Pero entonces vio varias botellas de champán, globos, serpentinas. Y una tarta.
Debían estar celebrando una fiesta en algún sitio... pero no oía ruido alguno. Al contrario, el silencio era abrumador. Casi esperaba que alguien saliese de detrás de una cortina para darle un susto.
Pero no pasaba nada, se dijo. Solo era una casa. Una casa muy grande, sí, pero allí no había nada amenazador. Y no estaba sola porque la puerta estaba abierta. Lucas debía estar en algún sitio con un montón de gente.
Rezando para que ningún perro guardián se lanzase a su yugular, empujó una puerta de caoba. Tras ella había una biblioteca con estanterías llenas de libros forrados en piel...
–¿Lucas?
Tampoco estaba allí. Emma asomó la cabeza en todas las habitaciones del primer piso y después puso un pie en el primer peldaño de la escalera. Pero no podía buscarlo por toda la casa, era ridículo. Recordando la luz que había visto en una de las torres, decidió aventurarse por un pasillo alfombrado hasta llegar a otra pesada puerta de caoba.
–¿Lucas? –volvió a llamarlo, mientras daba unos golpecitos con los nudillos.
Pero tras la puerta no había una habitación sino una escalera de caracol y subió por ella hasta llegar a una habitación circular con ventanas en todas las paredes. La chimenea estaba encendida y por el rabillo del ojo vio una enorme cama con dosel cubierta por un edredón de color verde musgo. Pero su atención estaba concentrada en el sofá porque allí, tumbado con una botella de champán en la mano, estaba su jefe.

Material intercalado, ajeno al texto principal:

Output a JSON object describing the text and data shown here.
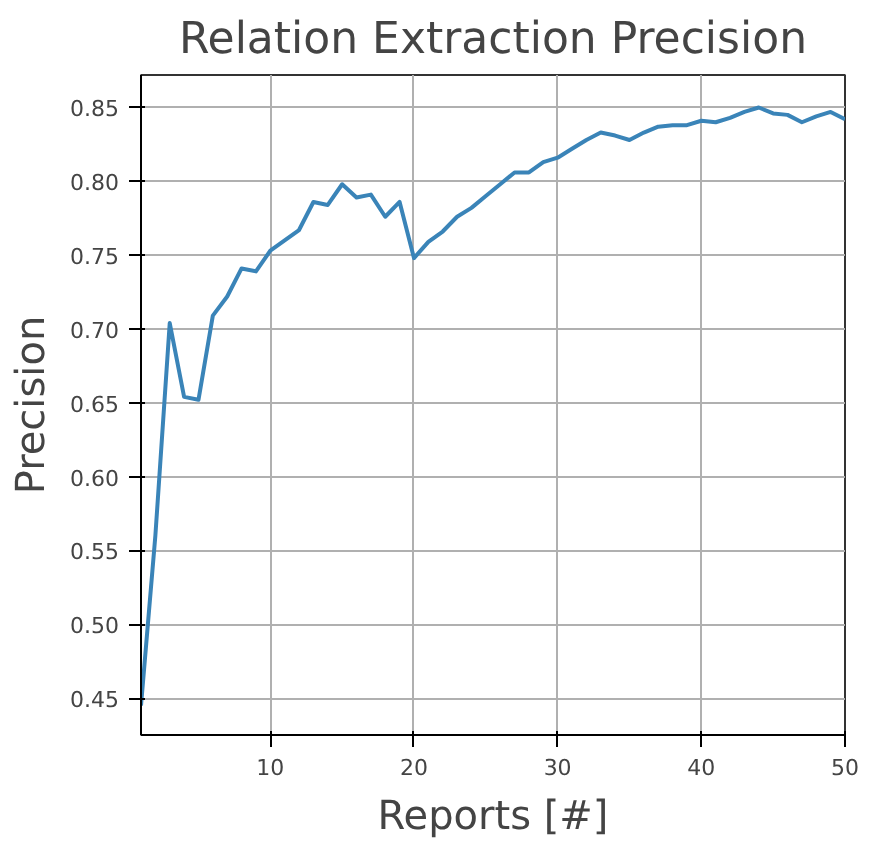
{
  "chart_data": {
    "type": "line",
    "title": "Relation Extraction Precision",
    "xlabel": "Reports [#]",
    "ylabel": "Precision",
    "x": [
      1,
      2,
      3,
      4,
      5,
      6,
      7,
      8,
      9,
      10,
      11,
      12,
      13,
      14,
      15,
      16,
      17,
      18,
      19,
      20,
      21,
      22,
      23,
      24,
      25,
      26,
      27,
      28,
      29,
      30,
      31,
      32,
      33,
      34,
      35,
      36,
      37,
      38,
      39,
      40,
      41,
      42,
      43,
      44,
      45,
      46,
      47,
      48,
      49,
      50
    ],
    "series": [
      {
        "color": "#3a84b8",
        "values": [
          0.445,
          0.56,
          0.704,
          0.654,
          0.652,
          0.709,
          0.722,
          0.741,
          0.739,
          0.753,
          0.76,
          0.767,
          0.786,
          0.784,
          0.798,
          0.789,
          0.791,
          0.776,
          0.786,
          0.748,
          0.759,
          0.766,
          0.776,
          0.782,
          0.79,
          0.798,
          0.806,
          0.806,
          0.813,
          0.816,
          0.822,
          0.828,
          0.833,
          0.831,
          0.828,
          0.833,
          0.837,
          0.838,
          0.838,
          0.841,
          0.84,
          0.843,
          0.847,
          0.85,
          0.846,
          0.845,
          0.84,
          0.844,
          0.847,
          0.842
        ]
      }
    ],
    "xlim": [
      1,
      50
    ],
    "ylim": [
      0.425,
      0.872
    ],
    "xticks": [
      10,
      20,
      30,
      40,
      50
    ],
    "yticks": [
      {
        "value": 0.45,
        "label": "0.45"
      },
      {
        "value": 0.5,
        "label": "0.50"
      },
      {
        "value": 0.55,
        "label": "0.55"
      },
      {
        "value": 0.6,
        "label": "0.60"
      },
      {
        "value": 0.65,
        "label": "0.65"
      },
      {
        "value": 0.7,
        "label": "0.70"
      },
      {
        "value": 0.75,
        "label": "0.75"
      },
      {
        "value": 0.8,
        "label": "0.80"
      },
      {
        "value": 0.85,
        "label": "0.85"
      }
    ],
    "grid": true
  }
}
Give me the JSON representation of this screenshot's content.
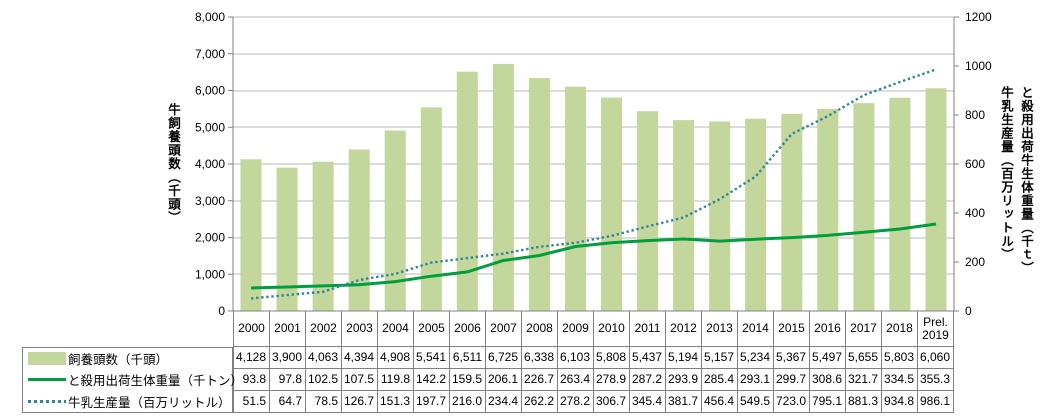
{
  "colors": {
    "bar": "#c3d69b",
    "line_green": "#009e3d",
    "line_blue": "#31849b",
    "grid": "#b9b9b9",
    "axis": "#808080",
    "table_border": "#808080",
    "text": "#000000"
  },
  "chart_data": {
    "type": "bar",
    "subtype": "bar+line combo chart with data table",
    "categories": [
      "2000",
      "2001",
      "2002",
      "2003",
      "2004",
      "2005",
      "2006",
      "2007",
      "2008",
      "2009",
      "2010",
      "2011",
      "2012",
      "2013",
      "2014",
      "2015",
      "2016",
      "2017",
      "2018",
      "Prel. 2019"
    ],
    "series": [
      {
        "name": "飼養頭数（千頭）",
        "type": "bar",
        "axis": "left",
        "color": "#c3d69b",
        "number_format": "thousands",
        "values": [
          4128,
          3900,
          4063,
          4394,
          4908,
          5541,
          6511,
          6725,
          6338,
          6103,
          5808,
          5437,
          5194,
          5157,
          5234,
          5367,
          5497,
          5655,
          5803,
          6060
        ]
      },
      {
        "name": "と殺用出荷生体重量（千トン）",
        "type": "line",
        "style": "solid",
        "axis": "right",
        "color": "#009e3d",
        "number_format": "one_decimal",
        "values": [
          93.8,
          97.8,
          102.5,
          107.5,
          119.8,
          142.2,
          159.5,
          206.1,
          226.7,
          263.4,
          278.9,
          287.2,
          293.9,
          285.4,
          293.1,
          299.7,
          308.6,
          321.7,
          334.5,
          355.3
        ]
      },
      {
        "name": "牛乳生産量（百万リットル）",
        "type": "line",
        "style": "dotted",
        "axis": "right",
        "color": "#31849b",
        "number_format": "one_decimal",
        "values": [
          51.5,
          64.7,
          78.5,
          126.7,
          151.3,
          197.7,
          216.0,
          234.4,
          262.2,
          278.2,
          306.7,
          345.4,
          381.7,
          456.4,
          549.5,
          723.0,
          795.1,
          881.3,
          934.8,
          986.1
        ]
      }
    ],
    "left_axis": {
      "title": "牛飼養頭数（千頭）",
      "min": 0,
      "max": 8000,
      "step": 1000
    },
    "right_axis": {
      "title_line1": "と殺用出荷牛生体重量（千ｔ）",
      "title_line2": "牛乳生産量（百万リットル）",
      "min": 0,
      "max": 1200,
      "step": 200
    },
    "grid": true,
    "legend_position": "bottom-left, attached to data table rows"
  }
}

–¡He dicho que te vayas! –su tono furioso hizo que Emma diese un paso atrás. Jamás en los dos años que llevaba trabajando para él le había hablado de ese modo.
Era evidente que estaba borracho y resultaba tan raro verlo así que su primera reacción fue de sorpresa. Pero mientras ella había arriesgado su vida yendo allí, él estaba pasándolo bien. Había apagado el teléfono no porque estuviera trabajando sino porque tenía intención de emborracharse. Y, además, tenía la cara de decirle que se fuera.
Ella era una persona paciente, pero la situación empezaba a sacarla de quicio. Estaba a punto de tirarle la carpeta a la cara cuando recordó su frase de bienvenida: «he dicho que te vayas».
De modo que no hablaba con ella. Recordó entonces los globos y la tarta abandonados en el vestíbulo...
–Lucas, soy yo, Emma.
Él abrió los ojos y en ellos vio un brillo de furia.
Nunca lo había visto así. El hombre al que ella conocía era una persona elegante y bien educada que llevaba trajes de chaqueta italianos y camisas hechas a medida. Un hombre que esperaba siempre lo mejor de sí mismo y de los demás, un sofisticado conocedor de las cosas hermosas de la vida.
Pero en aquel momento parecía... peligroso. Llevaba la camisa parcialmente desabrochada, dejando al descubierto una mata de vello oscuro, y no se había afeitado. Parecía furioso y Emma reaccionó como si se viera enfrentada con un rottweiler a punto de saltarle al cuello.